La realizzazione di quest’ultimo, comunque, restava  e resta in ogni caso subordinata alla conclusione del primo stralcio.

Tuttavia,  è doveroso precisare che la realizzazione del primo stralcio  è attualmente “impedita”  in attesa del perfezionamento della reiscrizione  in bilancio  da parte della Regione delle  relative somme, da trasferire all’Amministrazione Comunale per bandire la gara.”

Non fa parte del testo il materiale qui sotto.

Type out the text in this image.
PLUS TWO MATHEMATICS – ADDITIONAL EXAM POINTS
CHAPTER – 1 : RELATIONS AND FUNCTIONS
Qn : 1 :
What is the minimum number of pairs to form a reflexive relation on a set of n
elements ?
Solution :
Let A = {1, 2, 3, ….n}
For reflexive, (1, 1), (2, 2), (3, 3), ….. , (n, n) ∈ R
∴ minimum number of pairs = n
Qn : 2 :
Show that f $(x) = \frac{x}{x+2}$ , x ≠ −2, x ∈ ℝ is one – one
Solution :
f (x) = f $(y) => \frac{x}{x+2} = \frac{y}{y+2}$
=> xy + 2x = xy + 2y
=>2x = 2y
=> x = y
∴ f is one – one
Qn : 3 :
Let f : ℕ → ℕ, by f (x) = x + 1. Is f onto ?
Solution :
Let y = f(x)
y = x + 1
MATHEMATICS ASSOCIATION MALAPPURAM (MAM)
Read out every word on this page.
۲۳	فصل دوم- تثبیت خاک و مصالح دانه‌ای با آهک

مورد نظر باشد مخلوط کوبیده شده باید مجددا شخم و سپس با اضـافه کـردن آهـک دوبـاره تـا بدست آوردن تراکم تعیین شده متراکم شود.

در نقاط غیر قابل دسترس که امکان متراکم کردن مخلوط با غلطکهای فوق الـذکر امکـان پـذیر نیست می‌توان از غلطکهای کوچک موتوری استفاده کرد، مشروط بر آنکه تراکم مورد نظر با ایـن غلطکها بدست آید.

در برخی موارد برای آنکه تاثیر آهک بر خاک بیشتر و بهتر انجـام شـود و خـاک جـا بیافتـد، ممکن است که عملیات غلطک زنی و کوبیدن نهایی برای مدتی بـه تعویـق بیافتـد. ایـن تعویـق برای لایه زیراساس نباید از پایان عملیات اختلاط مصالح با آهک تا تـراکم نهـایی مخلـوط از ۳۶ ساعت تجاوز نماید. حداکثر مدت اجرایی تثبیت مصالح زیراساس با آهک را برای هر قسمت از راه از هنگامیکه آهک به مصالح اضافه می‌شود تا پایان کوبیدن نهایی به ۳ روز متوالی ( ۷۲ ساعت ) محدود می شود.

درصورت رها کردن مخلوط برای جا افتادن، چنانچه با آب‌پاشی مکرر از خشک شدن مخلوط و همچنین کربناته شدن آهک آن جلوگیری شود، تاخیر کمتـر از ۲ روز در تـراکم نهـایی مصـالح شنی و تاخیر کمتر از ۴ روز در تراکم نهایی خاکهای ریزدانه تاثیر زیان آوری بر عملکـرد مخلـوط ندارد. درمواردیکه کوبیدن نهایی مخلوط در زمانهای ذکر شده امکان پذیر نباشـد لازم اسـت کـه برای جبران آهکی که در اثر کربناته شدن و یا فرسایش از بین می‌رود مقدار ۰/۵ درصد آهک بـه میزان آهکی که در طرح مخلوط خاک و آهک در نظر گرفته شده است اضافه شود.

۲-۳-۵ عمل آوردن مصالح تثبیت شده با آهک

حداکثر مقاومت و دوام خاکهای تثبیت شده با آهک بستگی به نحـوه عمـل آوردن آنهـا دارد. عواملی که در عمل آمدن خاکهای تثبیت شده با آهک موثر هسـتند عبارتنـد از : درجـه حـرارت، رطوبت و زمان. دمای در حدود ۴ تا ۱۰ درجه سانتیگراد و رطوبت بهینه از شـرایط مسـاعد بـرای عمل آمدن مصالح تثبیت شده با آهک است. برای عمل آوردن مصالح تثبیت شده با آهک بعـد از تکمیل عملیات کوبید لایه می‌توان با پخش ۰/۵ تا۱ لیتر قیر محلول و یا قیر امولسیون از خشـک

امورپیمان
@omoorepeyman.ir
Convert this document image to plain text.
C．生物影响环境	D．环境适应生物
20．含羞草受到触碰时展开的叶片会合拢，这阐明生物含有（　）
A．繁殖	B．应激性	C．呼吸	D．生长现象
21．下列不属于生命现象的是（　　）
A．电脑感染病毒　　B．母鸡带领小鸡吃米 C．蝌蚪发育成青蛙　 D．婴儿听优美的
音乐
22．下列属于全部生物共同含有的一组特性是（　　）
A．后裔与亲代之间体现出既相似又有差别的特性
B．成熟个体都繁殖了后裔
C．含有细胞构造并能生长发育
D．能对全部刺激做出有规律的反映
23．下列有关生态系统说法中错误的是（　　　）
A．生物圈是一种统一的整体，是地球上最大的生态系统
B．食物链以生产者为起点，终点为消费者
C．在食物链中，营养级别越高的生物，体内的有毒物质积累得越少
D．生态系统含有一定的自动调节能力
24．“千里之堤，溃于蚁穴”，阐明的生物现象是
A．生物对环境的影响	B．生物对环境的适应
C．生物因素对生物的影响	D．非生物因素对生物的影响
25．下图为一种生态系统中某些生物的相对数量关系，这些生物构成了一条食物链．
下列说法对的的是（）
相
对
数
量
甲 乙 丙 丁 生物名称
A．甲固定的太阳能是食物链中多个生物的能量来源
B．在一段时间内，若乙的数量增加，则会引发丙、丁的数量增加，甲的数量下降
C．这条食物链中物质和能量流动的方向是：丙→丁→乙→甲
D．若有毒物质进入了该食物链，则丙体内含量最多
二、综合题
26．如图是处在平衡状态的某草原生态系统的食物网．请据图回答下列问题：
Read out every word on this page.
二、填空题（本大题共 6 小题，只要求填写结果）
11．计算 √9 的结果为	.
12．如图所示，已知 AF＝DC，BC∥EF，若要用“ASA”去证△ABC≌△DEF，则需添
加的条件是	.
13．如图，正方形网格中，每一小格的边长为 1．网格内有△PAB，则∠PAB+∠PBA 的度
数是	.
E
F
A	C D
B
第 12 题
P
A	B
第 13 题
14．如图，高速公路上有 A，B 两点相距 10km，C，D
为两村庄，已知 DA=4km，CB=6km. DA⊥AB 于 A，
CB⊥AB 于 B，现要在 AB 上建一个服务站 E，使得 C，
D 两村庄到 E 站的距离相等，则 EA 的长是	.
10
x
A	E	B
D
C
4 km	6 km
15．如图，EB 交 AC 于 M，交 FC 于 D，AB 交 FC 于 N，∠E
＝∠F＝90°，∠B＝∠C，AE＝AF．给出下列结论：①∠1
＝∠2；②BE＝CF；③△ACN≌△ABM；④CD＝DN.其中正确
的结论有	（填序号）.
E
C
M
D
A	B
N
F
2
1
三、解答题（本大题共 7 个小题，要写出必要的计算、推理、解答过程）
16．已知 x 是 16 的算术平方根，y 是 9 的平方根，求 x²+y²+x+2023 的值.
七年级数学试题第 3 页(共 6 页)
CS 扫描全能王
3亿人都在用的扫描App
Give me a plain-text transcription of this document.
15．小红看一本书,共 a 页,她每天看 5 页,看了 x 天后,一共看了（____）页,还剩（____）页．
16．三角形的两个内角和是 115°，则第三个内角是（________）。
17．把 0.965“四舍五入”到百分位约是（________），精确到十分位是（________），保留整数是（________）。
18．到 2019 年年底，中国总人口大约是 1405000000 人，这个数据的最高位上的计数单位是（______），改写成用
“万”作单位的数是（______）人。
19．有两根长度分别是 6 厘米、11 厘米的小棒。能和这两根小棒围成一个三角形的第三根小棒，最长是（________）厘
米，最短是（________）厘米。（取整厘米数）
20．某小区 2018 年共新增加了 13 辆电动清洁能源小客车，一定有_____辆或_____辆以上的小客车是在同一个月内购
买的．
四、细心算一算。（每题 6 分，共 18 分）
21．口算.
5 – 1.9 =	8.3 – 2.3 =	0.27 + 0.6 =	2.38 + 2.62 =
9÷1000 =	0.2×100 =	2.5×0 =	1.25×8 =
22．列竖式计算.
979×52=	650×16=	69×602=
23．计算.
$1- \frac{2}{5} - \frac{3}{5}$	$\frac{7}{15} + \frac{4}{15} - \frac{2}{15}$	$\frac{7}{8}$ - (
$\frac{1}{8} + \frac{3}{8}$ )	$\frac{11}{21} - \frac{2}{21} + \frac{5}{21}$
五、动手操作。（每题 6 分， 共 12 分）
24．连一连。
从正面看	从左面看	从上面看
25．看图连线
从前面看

“Ad ulteriore conferma della pretestuosità delle dichiarazioni del Movimento  5 Stelle – afferma Arcuri – è la proposta di inserire per la partecipazione all’avviso interventi su beni immobili confiscati, quando tutti sanno che gli stessi, come già rappresentato dal dirigente dell’Ufficio competente ai rappresentanti del Movimento , risultano già inseriti nella programmazione finanziaria PON METRO.”

“Infine – conclude Arcuri – un doveroso riferimento alla tardiva presentazione del progetto; un fatto che, come ho detto, è sicuramente grave, tanto da essere oggetto di una indagine interna da cui potrebbero emergere responsabilità tecniche di dipendenti, ma non ha per nulla i contorni disegnati dai rappresentanti del M5S.

A meno che essi non ritengano che i sindaci o gli assessori, primi fra tutti quelli espressi dal loro Movimento, non siano personalmente incaricati del caricamento dati, in una grande confusione fra ruoli politici e ruoli tecnico/amministrativi”.